Manufacturing: Positive Regulatory Interaction, Buildup of Plant & Supply Chain Infrastructure On Schedule

Construction of Enlivex’s new cGMP Allocetra manufacturing plant in Israel has continued to proceed as planned following a positive interaction with regulators. The facility will initially be approximately 17,000 square feet, and will have the ability to be expanded to approximately 21,500 square feet in the future. Additional manufacturing capacity provided by the facility is intended to support ongoing clinical trials, future clinical trials, and initial commercial production of Allocetra that may occur if it receives applicable regulatory approvals. The Company’s efforts to establish supply chain infrastructure to support potential commercialization in the future are also advancing on-schedule.

Corporate: Extend Expected Cash Runway to Q3 2024

Enlivex currently expects that its re-prioritization of resources from COVID-19 to its sepsis, oncology, and manufacturing programs will have extended its cash runway by approximately three quarters. The Company expects its existing cash, cash equivalents, and marketable securities to be sufficient to fund its operating expenses into Q3 2024.

"Planned amendments to our sepsis trial are expected to accelerate the program’s projected timeline to regulatory approval while expanding its commercial opportunity and potential therapeutic impact," said Oren Hershkovitz, Ph.D., CEO of Enlivex. "In addition to broadening the trial to include patients with sepsis stemming from biliary, urinary tract, or peritoneal infections, we are planning to utilize Allocetra’s frozen formulation in the study. Given this formulation’s prolonged shelf-life, we expect its use to dramatically reduce our future manufacturing costs and enable the geographic expansion of our clinical programs."
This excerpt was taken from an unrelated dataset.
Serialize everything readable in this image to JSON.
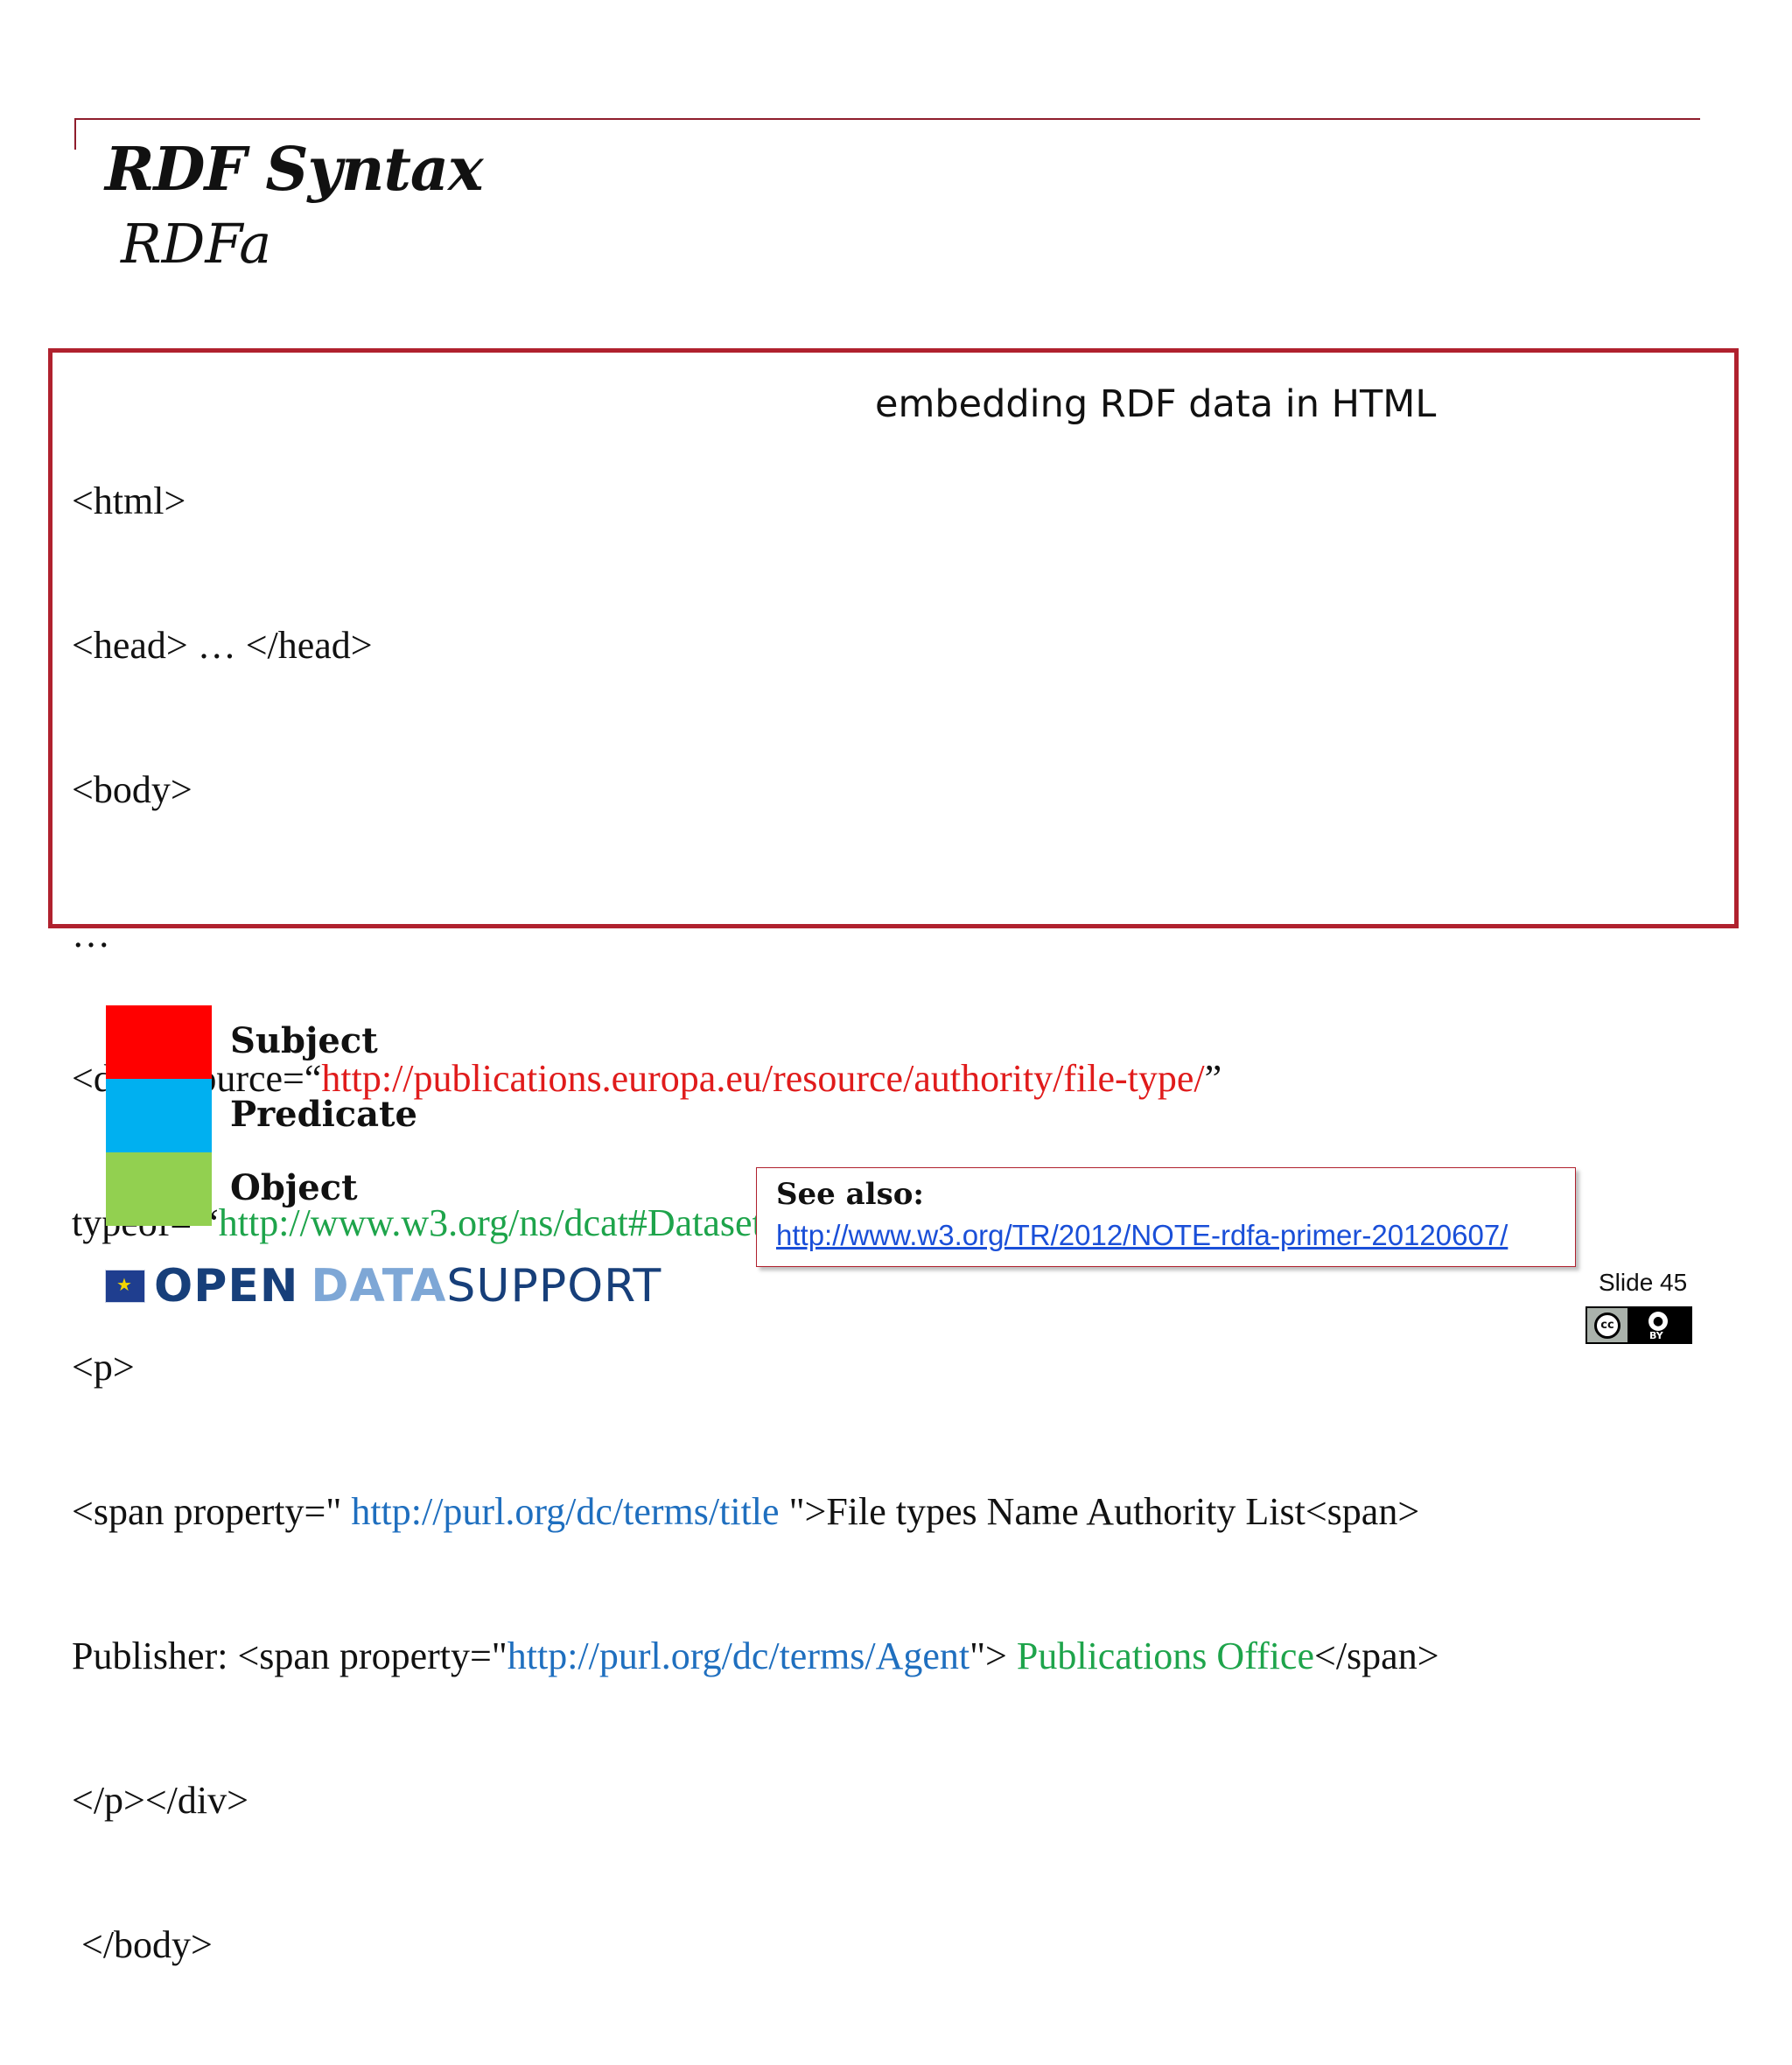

Dr. Hershkovitz continued, "We have also made the decision to de-prioritize Allocetra’s development in COVID-19. Effective treatments for patients with mild-to-moderate disease have proven to be powerful tools that have reduced the need for therapies designed for those in severe or critical condition. In addition, the recent emergence of variants that may be associated with less severe disease and a more stringent regulatory environment have collectively led to a sharp increase in the volatility of this potential business segment. We thus will be focusing our resources on our sepsis and oncology programs. This is expected to extend our cash runway into Q3 2024 and leave us better positioned to execute on our stated clinical objectives."
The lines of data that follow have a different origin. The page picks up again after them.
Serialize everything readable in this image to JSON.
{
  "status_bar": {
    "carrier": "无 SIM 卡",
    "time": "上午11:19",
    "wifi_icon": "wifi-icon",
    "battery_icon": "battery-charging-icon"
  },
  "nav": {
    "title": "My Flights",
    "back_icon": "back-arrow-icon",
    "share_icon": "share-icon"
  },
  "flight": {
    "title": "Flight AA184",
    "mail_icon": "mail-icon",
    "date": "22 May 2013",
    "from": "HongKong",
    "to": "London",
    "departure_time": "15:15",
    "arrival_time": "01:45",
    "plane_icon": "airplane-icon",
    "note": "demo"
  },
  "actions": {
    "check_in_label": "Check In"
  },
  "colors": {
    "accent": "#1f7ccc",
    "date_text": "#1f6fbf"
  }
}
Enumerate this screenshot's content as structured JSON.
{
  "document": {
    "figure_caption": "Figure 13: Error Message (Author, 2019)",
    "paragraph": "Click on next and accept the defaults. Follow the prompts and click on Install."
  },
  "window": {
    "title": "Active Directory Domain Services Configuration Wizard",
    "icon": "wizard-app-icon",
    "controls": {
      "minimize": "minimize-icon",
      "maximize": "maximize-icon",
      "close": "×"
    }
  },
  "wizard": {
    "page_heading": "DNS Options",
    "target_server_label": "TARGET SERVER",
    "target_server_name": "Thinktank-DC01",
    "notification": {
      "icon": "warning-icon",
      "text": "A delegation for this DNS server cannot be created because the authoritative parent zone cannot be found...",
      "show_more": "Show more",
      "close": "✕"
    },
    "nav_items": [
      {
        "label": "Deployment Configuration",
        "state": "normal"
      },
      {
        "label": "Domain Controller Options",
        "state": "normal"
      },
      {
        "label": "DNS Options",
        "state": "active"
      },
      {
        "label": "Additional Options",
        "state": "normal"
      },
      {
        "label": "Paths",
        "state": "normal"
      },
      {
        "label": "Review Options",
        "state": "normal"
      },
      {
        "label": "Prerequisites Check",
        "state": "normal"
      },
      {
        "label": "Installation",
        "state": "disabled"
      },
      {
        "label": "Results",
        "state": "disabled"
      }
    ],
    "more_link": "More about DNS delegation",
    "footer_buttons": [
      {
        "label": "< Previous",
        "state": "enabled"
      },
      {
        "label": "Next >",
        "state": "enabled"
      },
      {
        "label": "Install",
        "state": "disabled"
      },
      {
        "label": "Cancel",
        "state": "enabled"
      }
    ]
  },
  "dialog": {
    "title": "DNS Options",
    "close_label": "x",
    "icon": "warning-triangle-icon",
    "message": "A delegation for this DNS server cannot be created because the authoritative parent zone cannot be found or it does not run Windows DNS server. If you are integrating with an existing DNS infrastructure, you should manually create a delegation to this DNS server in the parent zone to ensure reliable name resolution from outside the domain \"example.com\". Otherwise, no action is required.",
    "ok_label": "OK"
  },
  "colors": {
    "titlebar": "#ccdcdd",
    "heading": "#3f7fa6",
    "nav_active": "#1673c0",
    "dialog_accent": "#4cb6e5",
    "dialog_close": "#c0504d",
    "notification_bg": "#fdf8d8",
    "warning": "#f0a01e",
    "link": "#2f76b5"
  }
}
Full Year 2021 Financial Results:

Research and development expenses were $12.8 million for the year ended December 31, 2021, as compared to $6.0 million for 2020. This increase was primarily attributable to increases in salaries, expenses for preclinical studies and R&D activities, clinical studies and consumption of materials and stock-based compensation to employees and consultants General and administrative expenses were $6.4 million for the year ended December 31, 2021, as compared to $ 3.7 million for 2020. This increase was primarily attributable to increases in stock-based compensation to employees and directors and insurance expenses Net loss for the year ended December 31, 2021 was $14.4 million, as compared to a net loss of $11.8 million for the year ended December 31, 2020.
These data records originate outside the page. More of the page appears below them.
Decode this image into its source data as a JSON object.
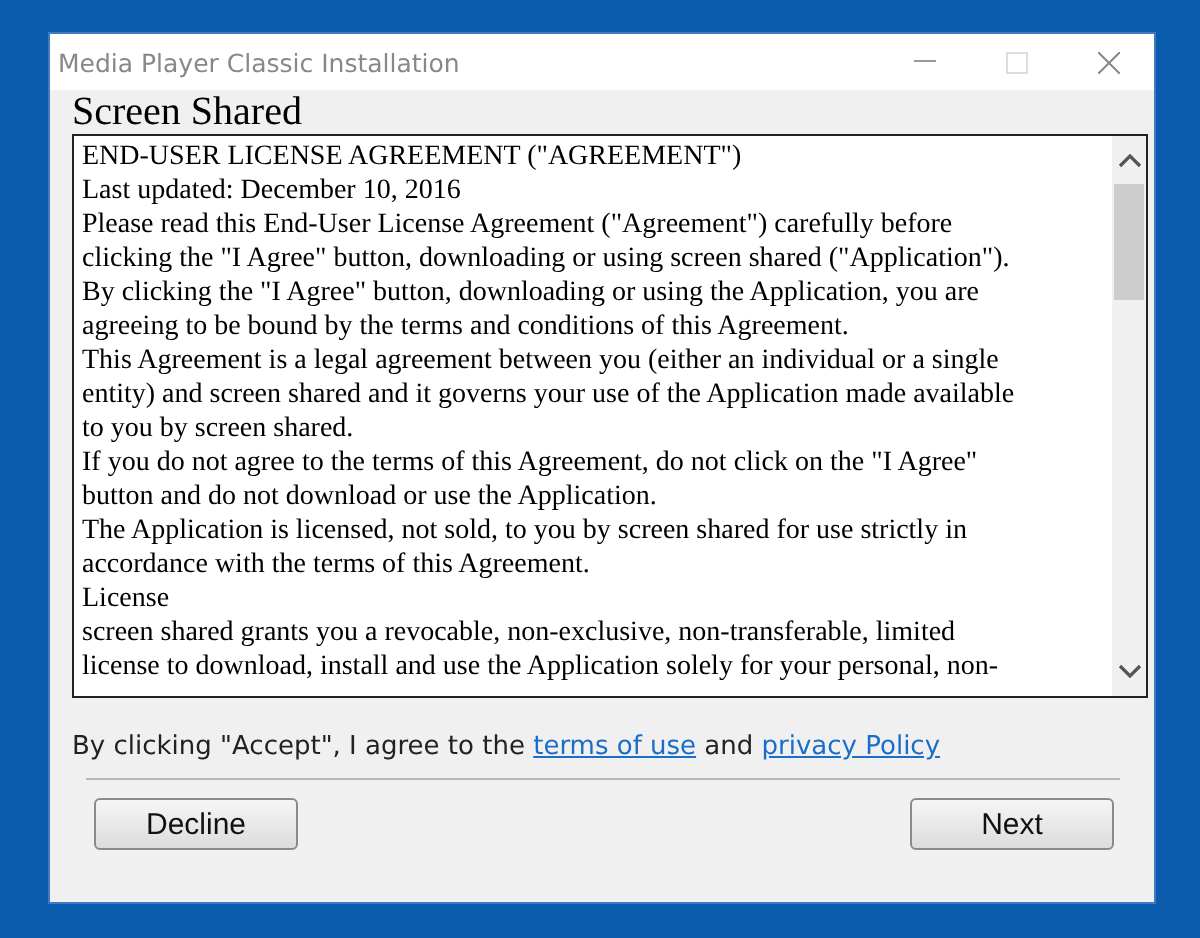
{
  "window": {
    "title": "Media Player Classic Installation"
  },
  "heading": "Screen Shared",
  "license_lines": [
    "END-USER LICENSE AGREEMENT (\"AGREEMENT\")",
    "Last updated: December 10, 2016",
    "Please read this End-User License Agreement (\"Agreement\") carefully before",
    "clicking the \"I Agree\" button, downloading or using screen shared (\"Application\").",
    "By clicking the \"I Agree\" button, downloading or using the Application, you are",
    "agreeing to be bound by the terms and conditions of this Agreement.",
    "This Agreement is a legal agreement between you (either an individual or a single",
    "entity) and screen shared and it governs your use of the Application made available",
    "to you by screen shared.",
    "If you do not agree to the terms of this Agreement, do not click on the \"I Agree\"",
    "button and do not download or use the Application.",
    "The Application is licensed, not sold, to you by screen shared for use strictly in",
    "accordance with the terms of this Agreement.",
    "License",
    "screen shared grants you a revocable, non-exclusive, non-transferable, limited",
    "license to download, install and use the Application solely for your personal, non-"
  ],
  "consent": {
    "before": "By clicking \"Accept\", I agree to the ",
    "link_1": "terms of use",
    "between": " and ",
    "link_2": "privacy Policy"
  },
  "buttons": {
    "decline": "Decline",
    "next": "Next"
  }
}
As of December 31, 2021, Enlivex had cash, cash equivalents, short term deposits , and marketable securities of $84.1 million.

ABOUT ALLOCETRA

Allocetra is being developed as a universal, off-the-shelf cell therapy designed to reprogram macrophages into their homeostatic state. Diseases such as solid cancers, sepsis, and many others reprogram macrophages out of their homeostatic state. These non-homeostatic macrophages contribute significantly to the severity of the respective diseases. By restoring macrophage homeostasis, Allocetra has the potential to provide a novel immunotherapeutic mechanism of action for life-threatening clinical indications that are defined as "unmet medical needs", as a stand-alone therapy or in combination with leading therapeutic agents.